Per semplicità, e vista la definizione dell’ obiettivo prioritario di inflazione, la migliore approssimazione per la BCE è quella che fissa il peso dell’output gap a zero. Adottando questa metrica possiamo valutare la condotta della politica monetaria della BCE e paragonarla al "paradigma di Taylor". La figura qui sotto illustra il confronto. La retta continua indica, per ogni livello di inflazione osservato dal 1999 a oggi, dove la regola di Taylor prescriverebbe di fissare i tassi (2). La nuvola di punti indica invece dove la BCE ha effettivamente fissato i tassi dall’inizio del proprio mandato. Appare subito chiaro un punto centrale. La BCE è stata quasi sempre più espansiva rispetto a quanto indicato da una buona regola di condotta della politica monetaria, fissando i tassi mediamente al di sotto di quanto prescritto dalla regola di Taylor.


Questo contraddice la visione comune che indica nell’eccesso di rigore della BCE una delle cause principali della stagnazione europea. Se di qualcosa la BCE ha peccato, forse, è stato di "lassismo". Lo conferma il fatto che in questi anni il conseguimento dell’ obiettivo di inflazione (per quanto opaco nella sua formulazione: "al di sotto ma vicino al due per cento") è stato più una eccezione che una regola.

 

L’andamento dei tassi di interesse

 

Data questa evidenza, non solo andrebbero smorzati i toni sull’eccesso di rigidità della BCE, ma probabilmente rivedute le aspettative di un abbassamento dei tassi in Eurolandia. Se i tassi di interesse sono destinati a variare, quindi, lo faranno verso l’alto.

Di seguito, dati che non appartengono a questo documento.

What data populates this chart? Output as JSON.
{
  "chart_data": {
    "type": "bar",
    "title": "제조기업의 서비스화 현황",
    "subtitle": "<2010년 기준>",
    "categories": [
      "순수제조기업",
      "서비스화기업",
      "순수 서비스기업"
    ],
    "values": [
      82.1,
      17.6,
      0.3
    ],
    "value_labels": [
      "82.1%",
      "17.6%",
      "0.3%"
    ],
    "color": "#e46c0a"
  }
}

Non solo per la dinamica al rialzo che si osserva negli USA e in generale nel mondo (dovuta al graduale contrarsi dell’offerta di risparmio proveniente dall’area asiatica, in particolare dalla Cina). La stagnazione europea sembra in particolare guidata da un rallentamento della produttività. Poiché, come indicato all’inizio, questa è la determinante centrale del livello potenziale del prodotto, è presumibile che l’output gap di Eurolandia (come ricordato, la differenza tra prodotto effettivo e potenziale) stia subendo pressioni al rialzo. Come tali, queste sono pressioni inflazionistiche. Accomodarle con una discesa dei tassi oggi significherebbe, probabilmente, una pericolosa ripresa inflazionistica che richiederebbe rapide e indesiderate strette monetarie future.

 

(1) Si veda http://www.stanford.edu/~johntayl/
(2) Questa retta di Taylor è ottenuta assumendo un livello del tasso di interesse naturale (o di equilibrio) del 2.5%, la media dei tassi reali in Germania dal 1960 a oggi.